Microsoft is Redefining ‘Unsafe’ in C# to Bridge the Gap Between Managed Memory and Rust-like Rigor
Table of Contents
A New Era of Memory Visibility
For decades, C# has maintained a delicate balance: providing the productivity of a garbage-collected, managed language while allowing developers a “trap door” into the raw memory management of C. That trap door is the unsafe keyword. While the vast majority of enterprise developers never touch it, unsafe is critical for high-performance scenarios, operating system interop, and direct hardware manipulation. However, that flexibility comes with a lack of visibility—once a piece of code is marked unsafe, the danger is often buried deep within a call stack.

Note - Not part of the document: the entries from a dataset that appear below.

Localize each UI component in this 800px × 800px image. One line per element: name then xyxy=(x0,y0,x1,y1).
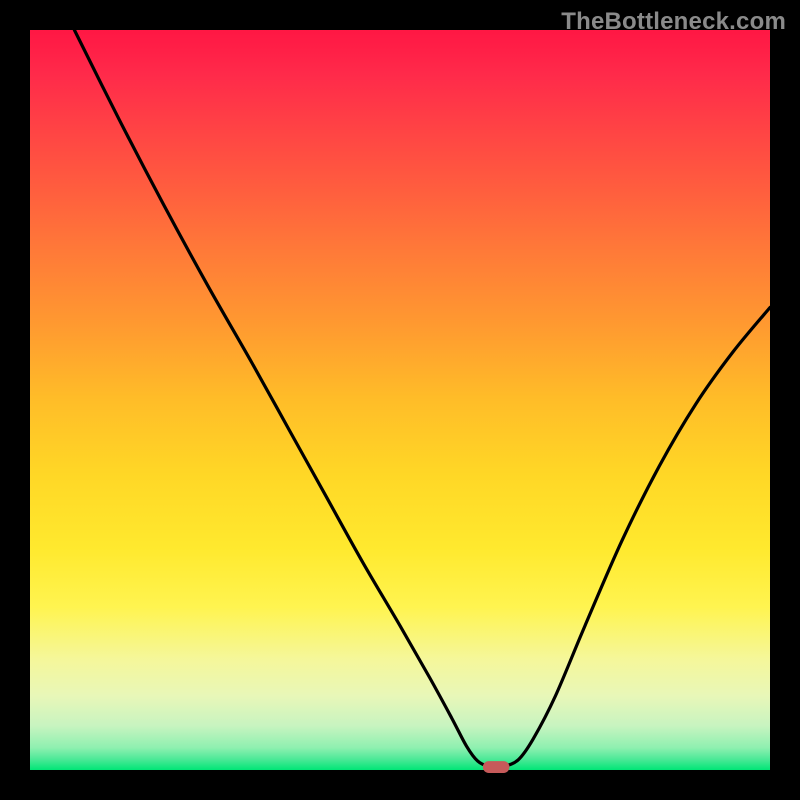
chart-container: TheBottleneck.com xyxy=(0,0,800,800)
watermark-label: TheBottleneck.com xyxy=(561,8,786,36)
bottleneck-curve-chart xyxy=(0,0,800,800)
plot-background xyxy=(30,30,770,770)
optimal-point-marker xyxy=(483,761,510,773)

Microsoft is now moving to change that. .NET product manager Richard Lander recently detailed a significant architectural shift in how C# handles memory safety, aiming to make the language more aligned with the rigorous safety enforcement seen in Rust, without abandoning the automatic memory management that defines the .NET ecosystem.
The Propagation Problem
Under the current model, marking a method as unsafe allows the use of pointers and direct memory addresses. However, the unsafe modifier is largely localized. If a safe method calls an unsafe method, the safety boundary is crossed silently; the caller doesn’t necessarily have to acknowledge that it is interacting with potentially volatile, unmanaged memory.
Starting with C# 16—slated for a late 2027 release alongside .NET 12 (an LTS release)—Microsoft will introduce a propagation model. In this new system, marking a method as unsafe will automatically designate it as requires-unsafe. This means the “danger” signal travels up the chain: any method calling that unsafe function must itself be in an unsafe context. Overrides of safe base members will also be prohibited from being unsafe unless the base member was already marked as such.

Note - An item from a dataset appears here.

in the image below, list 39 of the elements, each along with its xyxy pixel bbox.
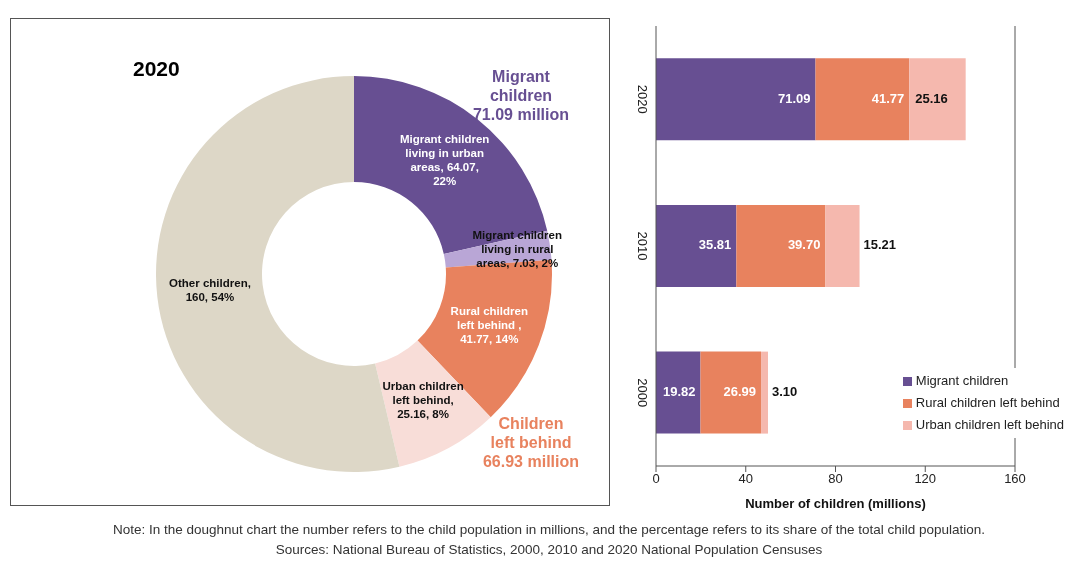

Essentially, Microsoft is turning the unsafe keyword into a warning label that cannot be easily ignored by the rest of the application. This doesn’t make the code itself “safer” in terms of preventing crashes, but it makes the risk far more transparent during code reviews and security audits.

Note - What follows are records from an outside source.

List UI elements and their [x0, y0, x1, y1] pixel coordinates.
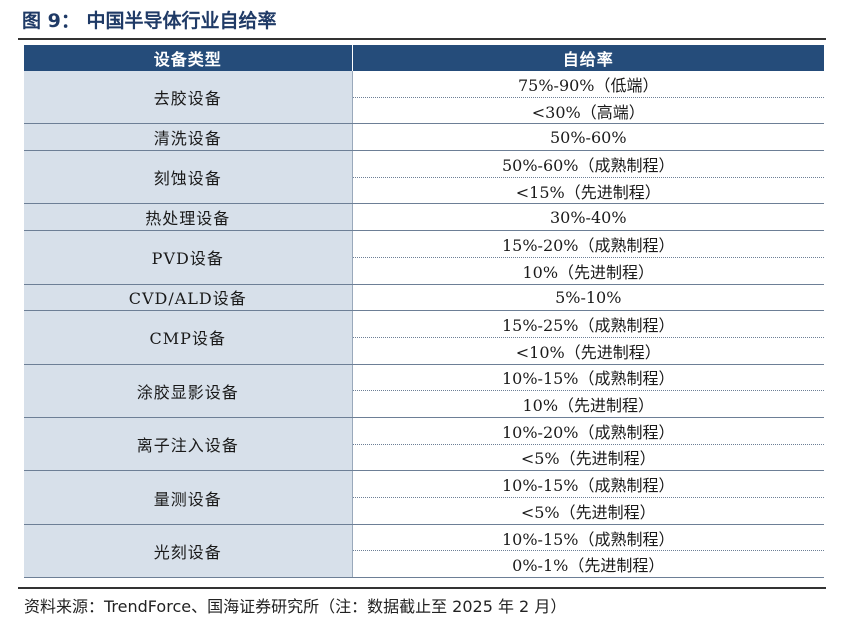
rate-cell: <30%（高端） — [352, 97, 824, 125]
figure-title: 图 9： 中国半导体行业自给率 — [22, 10, 277, 32]
bottom-rule — [18, 587, 826, 589]
table-row: <30%（高端） — [24, 97, 824, 125]
table-row: <15%（先进制程） — [24, 177, 824, 205]
table-row: 量测设备 10%-15%（成熟制程） — [24, 470, 824, 525]
table-row: <5%（先进制程） — [24, 444, 824, 472]
category-cell: 刻蚀设备 — [24, 150, 353, 205]
source-note: 资料来源：TrendForce、国海证券研究所（注：数据截止至 2025 年 2… — [24, 597, 567, 616]
category-cell: 去胶设备 — [24, 71, 353, 125]
top-rule — [18, 38, 826, 40]
rate-cell: 10%-20%（成熟制程） — [352, 417, 824, 445]
category-cell: 涂胶显影设备 — [24, 364, 353, 418]
header-self-sufficiency-rate: 自给率 — [351, 45, 824, 71]
table-row: 清洗设备 50%-60% — [24, 123, 824, 152]
table-row: <5%（先进制程） — [24, 497, 824, 525]
rate-cell: 5%-10% — [352, 284, 824, 312]
table-header-row: 设备类型 自给率 — [24, 45, 824, 71]
rate-cell: 50%-60% — [352, 123, 824, 152]
rate-cell: 15%-25%（成熟制程） — [352, 310, 824, 338]
rate-cell: 10%-15%（成熟制程） — [352, 470, 824, 498]
category-cell: CMP设备 — [24, 310, 353, 365]
self-sufficiency-table: 设备类型 自给率 去胶设备 75%-90%（低端） <30%（高端） 清洗设备 … — [24, 45, 824, 579]
table-row: 0%-1%（先进制程） — [24, 550, 824, 579]
rate-cell: 0%-1%（先进制程） — [352, 550, 824, 579]
table-row: 10%（先进制程） — [24, 257, 824, 285]
rate-cell: <15%（先进制程） — [352, 177, 824, 205]
table-row: 去胶设备 75%-90%（低端） — [24, 71, 824, 125]
category-cell: 清洗设备 — [24, 123, 353, 152]
table-row: PVD设备 15%-20%（成熟制程） — [24, 230, 824, 285]
rate-cell: 10%（先进制程） — [352, 257, 824, 285]
category-cell: 光刻设备 — [24, 524, 353, 579]
rate-cell: 10%（先进制程） — [352, 390, 824, 418]
rate-cell: 75%-90%（低端） — [352, 71, 824, 98]
rate-cell: <5%（先进制程） — [352, 444, 824, 472]
rate-cell: <5%（先进制程） — [352, 497, 824, 525]
table-row: CMP设备 15%-25%（成熟制程） — [24, 310, 824, 365]
table-row: <10%（先进制程） — [24, 337, 824, 365]
rate-cell: 10%-15%（成熟制程） — [352, 524, 824, 552]
table-row: 离子注入设备 10%-20%（成熟制程） — [24, 417, 824, 472]
table-row: 10%（先进制程） — [24, 390, 824, 418]
table-row: CVD/ALD设备 5%-10% — [24, 284, 824, 312]
category-cell: 热处理设备 — [24, 203, 353, 232]
rate-cell: 10%-15%（成熟制程） — [352, 364, 824, 392]
rate-cell: 50%-60%（成熟制程） — [352, 150, 824, 178]
header-equipment-type: 设备类型 — [24, 45, 352, 71]
rate-cell: 30%-40% — [352, 203, 824, 232]
category-cell: PVD设备 — [24, 230, 353, 285]
table-row: 涂胶显影设备 10%-15%（成熟制程） — [24, 364, 824, 418]
table-row: 光刻设备 10%-15%（成熟制程） — [24, 524, 824, 579]
category-cell: 离子注入设备 — [24, 417, 353, 472]
table-body: 去胶设备 75%-90%（低端） <30%（高端） 清洗设备 50%-60% 刻… — [24, 71, 824, 579]
category-cell: CVD/ALD设备 — [24, 284, 353, 312]
table-row: 热处理设备 30%-40% — [24, 203, 824, 232]
table-row: 刻蚀设备 50%-60%（成熟制程） — [24, 150, 824, 205]
category-cell: 量测设备 — [24, 470, 353, 525]
rate-cell: <10%（先进制程） — [352, 337, 824, 365]
rate-cell: 15%-20%（成熟制程） — [352, 230, 824, 258]
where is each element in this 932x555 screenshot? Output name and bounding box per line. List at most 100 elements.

Decoupling Pointers from Danger
One of the most nuanced changes in the proposal is the reclassification of pointer types. In previous versions of C#, the mere presence of a pointer often triggered the need for an unsafe block. The new model seeks to distinguish between holding a pointer and using it.
In the upcoming revisions, simply declaring pointer types or using certain pointer expressions will no longer be considered unsafe. The restriction will instead trigger at the moment of dereferencing—the actual act of accessing unmanaged memory. This shift allows developers to structure their data more efficiently without polluting every surrounding method with safety warnings, reserving the unsafe label for the actual point of risk.
The Path to Adoption
Microsoft is cognizant that a breaking change to the language’s core safety model could alienate developers. Consequently, the changes will be opt-in for C# 16. Developers can continue using the legacy C# 1.0 model if desired, though the .NET runtime libraries themselves will opt-in to the new standards.
To drive adoption, Microsoft is considering a system of “safety badges” for packages on NuGet. These badges would signal to developers whether a library has adopted the new safety model, effectively creating a market incentive for maintainers to modernize their code. Lander has indicated that while the move is currently opt-in, the long-term goal is to make this model the default for the entire ecosystem.
Why This Matters for the “Boring” App
For the average developer building a web API or a business application, these changes will be invisible. They will never write a pointer, and they will never see a requires-unsafe error. However, the systemic impact is profound. By forcing low-level library authors to be explicit about memory boundaries, Microsoft is reducing the surface area for memory-corruption vulnerabilities in the underlying frameworks that power millions of applications.
The industry-wide push toward memory-safe languages, spurred by mandates from agencies like the CISA and the White House, has put a spotlight on languages like C and C++. By adopting a “managed Rust” philosophy, C# is positioning itself as a viable middle ground: a language that offers the safety of a managed runtime with the explicit, auditable memory control required for high-performance systems programming.